There’d been no stopping him. Manuel Rivera, who rented a cheap room above a dive. Jon had met him tomcatting around in Cardan, a small town sixty miles away.
Manuel had been having trouble with his ancient POS computer, pecking frustrated at the keyboard, sitting in the back of the dive where he did odd jobs to earn extra money.
Jon—who’d never met a computer he couldn’t dominate—had casually stopped by, pushed one key, and earned a friend for life. Jon said he tried to resist, but Manuel just adopted him, like a stray puppy following a new owner around whether the new owner liked it or not.
Manuel was working 18 hours a day trying to get his organic farm produce business off the ground. Jon found himself growing fond of the guy. On one trip into town, which wasn’t to get laid as Jon pretended, Manuel was nowhere to be found. The bar owner reluctantly told him Manuel had been attacked by ‘muggers’, and had refused to go to the Emergency Room.
Nick ran upstairs, kicked open the door, took one look at Manuel, stopped the bleeding, lifted him over his shoulder, and brought him up the mountain, defying Mac and Jon.
By that time, though, Mac and Jon were resigned. Their ragtag community already counted Dare, a famous actress whose face had been slashed by a stalker, an ER nurse who’d had to turn away a pregnant woman with preeclampsia and no insurance, and about forty other refugees from modern life.

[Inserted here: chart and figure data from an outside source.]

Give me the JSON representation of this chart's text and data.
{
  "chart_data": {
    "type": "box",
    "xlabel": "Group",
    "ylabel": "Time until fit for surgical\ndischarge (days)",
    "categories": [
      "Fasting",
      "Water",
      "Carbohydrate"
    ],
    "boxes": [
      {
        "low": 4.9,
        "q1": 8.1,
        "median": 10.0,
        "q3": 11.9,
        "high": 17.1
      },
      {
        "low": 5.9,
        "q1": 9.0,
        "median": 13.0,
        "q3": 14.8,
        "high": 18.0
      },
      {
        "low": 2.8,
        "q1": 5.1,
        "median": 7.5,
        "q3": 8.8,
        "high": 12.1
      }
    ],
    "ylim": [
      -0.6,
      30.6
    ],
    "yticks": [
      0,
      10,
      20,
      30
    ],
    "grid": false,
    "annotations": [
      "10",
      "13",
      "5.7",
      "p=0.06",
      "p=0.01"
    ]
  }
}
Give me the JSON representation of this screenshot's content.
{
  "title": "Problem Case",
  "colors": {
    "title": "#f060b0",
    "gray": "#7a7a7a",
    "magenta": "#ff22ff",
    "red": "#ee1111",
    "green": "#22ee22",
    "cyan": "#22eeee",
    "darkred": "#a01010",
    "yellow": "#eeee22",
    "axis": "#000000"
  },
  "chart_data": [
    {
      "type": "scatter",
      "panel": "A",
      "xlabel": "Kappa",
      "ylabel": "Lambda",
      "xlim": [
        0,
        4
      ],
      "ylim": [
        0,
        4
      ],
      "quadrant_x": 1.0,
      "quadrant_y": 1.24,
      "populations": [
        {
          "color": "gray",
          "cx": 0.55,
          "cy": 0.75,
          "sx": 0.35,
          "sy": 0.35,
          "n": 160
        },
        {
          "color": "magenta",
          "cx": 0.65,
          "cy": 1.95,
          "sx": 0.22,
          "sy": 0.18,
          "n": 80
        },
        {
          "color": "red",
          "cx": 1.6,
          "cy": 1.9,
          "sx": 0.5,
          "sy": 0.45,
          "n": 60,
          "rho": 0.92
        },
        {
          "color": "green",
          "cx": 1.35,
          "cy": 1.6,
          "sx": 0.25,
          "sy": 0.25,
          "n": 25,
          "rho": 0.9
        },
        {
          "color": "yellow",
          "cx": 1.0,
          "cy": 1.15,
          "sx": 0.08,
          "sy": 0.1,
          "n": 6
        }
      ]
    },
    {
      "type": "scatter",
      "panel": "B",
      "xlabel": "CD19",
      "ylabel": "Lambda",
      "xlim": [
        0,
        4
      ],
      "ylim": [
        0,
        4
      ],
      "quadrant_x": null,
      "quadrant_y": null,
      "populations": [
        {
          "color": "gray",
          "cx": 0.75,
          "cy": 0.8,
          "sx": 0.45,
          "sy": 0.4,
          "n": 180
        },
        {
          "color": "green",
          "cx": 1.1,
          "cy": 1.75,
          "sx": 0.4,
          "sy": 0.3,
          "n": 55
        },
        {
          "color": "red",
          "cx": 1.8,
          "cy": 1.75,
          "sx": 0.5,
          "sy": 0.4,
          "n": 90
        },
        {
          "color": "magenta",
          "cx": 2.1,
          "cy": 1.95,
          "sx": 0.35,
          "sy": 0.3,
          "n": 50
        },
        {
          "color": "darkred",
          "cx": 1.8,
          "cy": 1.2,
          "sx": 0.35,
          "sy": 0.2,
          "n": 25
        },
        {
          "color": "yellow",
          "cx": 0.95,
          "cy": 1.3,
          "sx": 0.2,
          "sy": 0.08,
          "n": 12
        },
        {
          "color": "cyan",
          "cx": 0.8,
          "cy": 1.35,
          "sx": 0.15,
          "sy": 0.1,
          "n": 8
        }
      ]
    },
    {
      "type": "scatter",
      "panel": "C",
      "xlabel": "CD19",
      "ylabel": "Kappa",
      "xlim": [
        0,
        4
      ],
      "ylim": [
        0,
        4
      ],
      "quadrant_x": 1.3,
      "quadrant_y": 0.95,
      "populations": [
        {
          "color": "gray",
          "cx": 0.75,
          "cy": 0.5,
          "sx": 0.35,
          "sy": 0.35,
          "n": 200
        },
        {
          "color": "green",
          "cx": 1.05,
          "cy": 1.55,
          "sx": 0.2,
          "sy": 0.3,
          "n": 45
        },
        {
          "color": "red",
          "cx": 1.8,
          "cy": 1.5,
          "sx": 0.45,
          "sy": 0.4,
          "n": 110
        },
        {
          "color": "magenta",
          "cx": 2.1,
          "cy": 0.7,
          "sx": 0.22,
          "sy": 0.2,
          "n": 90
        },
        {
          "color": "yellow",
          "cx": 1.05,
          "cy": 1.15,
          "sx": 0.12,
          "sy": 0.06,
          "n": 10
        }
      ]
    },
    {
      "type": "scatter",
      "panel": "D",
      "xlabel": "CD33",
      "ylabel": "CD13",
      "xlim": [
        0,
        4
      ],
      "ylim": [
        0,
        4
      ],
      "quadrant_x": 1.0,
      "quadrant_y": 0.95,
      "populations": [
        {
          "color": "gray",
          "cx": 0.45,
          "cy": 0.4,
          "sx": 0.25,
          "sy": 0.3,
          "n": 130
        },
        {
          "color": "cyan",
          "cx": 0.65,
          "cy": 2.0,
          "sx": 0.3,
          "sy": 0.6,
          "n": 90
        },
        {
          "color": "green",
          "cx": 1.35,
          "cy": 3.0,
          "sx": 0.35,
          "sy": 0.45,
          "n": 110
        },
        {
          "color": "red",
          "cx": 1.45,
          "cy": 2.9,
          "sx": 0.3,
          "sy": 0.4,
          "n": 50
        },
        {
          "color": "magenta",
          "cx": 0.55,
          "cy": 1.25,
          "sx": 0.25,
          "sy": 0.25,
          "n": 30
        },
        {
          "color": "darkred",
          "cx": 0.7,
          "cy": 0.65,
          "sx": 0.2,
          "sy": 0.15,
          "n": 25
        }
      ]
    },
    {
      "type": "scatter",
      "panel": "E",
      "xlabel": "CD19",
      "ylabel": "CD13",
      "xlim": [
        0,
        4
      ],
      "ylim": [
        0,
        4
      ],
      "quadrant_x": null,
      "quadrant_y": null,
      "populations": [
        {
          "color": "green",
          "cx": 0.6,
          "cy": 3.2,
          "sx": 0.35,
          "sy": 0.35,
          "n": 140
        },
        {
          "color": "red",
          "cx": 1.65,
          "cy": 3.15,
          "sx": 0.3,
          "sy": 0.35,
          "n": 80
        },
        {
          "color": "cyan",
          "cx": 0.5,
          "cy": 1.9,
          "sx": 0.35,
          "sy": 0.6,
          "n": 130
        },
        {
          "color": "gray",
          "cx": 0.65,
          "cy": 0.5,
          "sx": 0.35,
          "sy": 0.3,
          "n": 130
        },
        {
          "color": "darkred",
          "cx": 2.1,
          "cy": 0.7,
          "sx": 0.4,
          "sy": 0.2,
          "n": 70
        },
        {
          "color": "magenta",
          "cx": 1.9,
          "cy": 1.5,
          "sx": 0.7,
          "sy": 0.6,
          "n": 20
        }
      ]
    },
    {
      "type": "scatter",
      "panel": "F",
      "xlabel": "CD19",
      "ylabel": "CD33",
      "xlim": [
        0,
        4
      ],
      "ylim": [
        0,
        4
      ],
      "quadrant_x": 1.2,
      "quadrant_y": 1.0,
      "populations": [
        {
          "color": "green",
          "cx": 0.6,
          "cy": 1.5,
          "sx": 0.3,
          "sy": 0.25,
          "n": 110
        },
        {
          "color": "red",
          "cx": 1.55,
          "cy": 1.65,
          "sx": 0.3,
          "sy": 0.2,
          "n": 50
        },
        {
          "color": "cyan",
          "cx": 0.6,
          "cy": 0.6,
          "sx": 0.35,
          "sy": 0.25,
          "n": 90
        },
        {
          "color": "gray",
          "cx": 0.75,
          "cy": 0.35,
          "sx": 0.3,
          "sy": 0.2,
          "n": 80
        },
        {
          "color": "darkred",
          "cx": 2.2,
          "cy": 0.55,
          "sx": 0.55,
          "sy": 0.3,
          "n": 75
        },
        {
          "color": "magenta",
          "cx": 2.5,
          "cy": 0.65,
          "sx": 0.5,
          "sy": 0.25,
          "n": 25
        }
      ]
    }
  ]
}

Manuel had sued a big agro business with test fields of genetically modified plants next to his, contaminating his organic produce. The day after the lawsuit was filed, two thugs had beaten him up, leaving torn up pieces of the lawsuit fluttering down onto his blood on the ground.
The agro business was an offshoot of Arka Pharmaceutical.
Manuel now filled their public spaces with plants and ran two huge fields of orchards and vegetables which provided them all with organic fresh fruit and vegetables.
In exile and hunted, they ate like kings.
It reminded Mac of what he was fighting for, and why he had to be wary with this woman. Everyone else at Haven had found their way here by accident and by fate. This woman came specifically forhim.